Visitor Demographics Quarter
Visitor Demographics on Places
The demographic profile of a location's visitors, as shares of the visitor base across attributes such as age and gender.
What does Visitor Demographics tell me?
Visitor Demographics describes who a location's visitors are. It reports the composition of the visitor base as shares (fractions that sum to about 1.0 within each attribute), across demographic attributes such as age, gender, income, education, and race.
Values are proportions of the estimated visitor base, not head counts, so they tell you the mix of visitors rather than how many there were.
What questions does it answer?
- What is the demographic profile of the people who come here?
- How does this location's audience differ from another's?
- Which segments over-index at this location versus a baseline?
- How does the visitor mix change by season or over time?
Reading this cadence
The profile is summarised over the period this page covers. A longer cadence gives a more stable profile; use it for audience and positioning work rather than day-to-day monitoring.
How it's produced
The visitor base for the location is profiled against demographic attributes and expressed as shares of that base.
How to read it
- Shares, not counts. Within each attribute the values describe the mix of visitors. They usually add up to about 1.0, but an attribute can add up to less when its categories do not cover every visitor, so read each share as relative within the categories shown rather than assuming the attribute is complete. Multiply by a Foot Traffic count if you need approximate volumes.
- Compare against a baseline (a region, a portfolio average) to spot over-indexing segments rather than reading a single share in isolation.
Related metrics
- Foot Traffic, how many visitors this profile is drawn from.
- Trade Areas, where those visitors come from.

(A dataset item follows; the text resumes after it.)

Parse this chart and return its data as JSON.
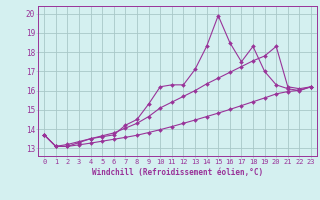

Country- and dataset-specific behaviour (coverage, geography units, exclusions, release timing) is documented on each dataset in its country catalog.
Related techniques
The techniques applied to the signal behind this dataset.
Home & work inference
Estimating the likely home and work areas of visitor groups, always at area level and never an address, to enable resident / worker / visitor breakdowns, trade areas, and visitor-only scoping for Visit Length.
Extrapolation
Scaling the observed sample of devices up to population-level visit estimates, so counts reflect real-world volume rather than sample size.
Privacy approach
Pine59 products are built for statistical use only, and no output can be linked to an individual person.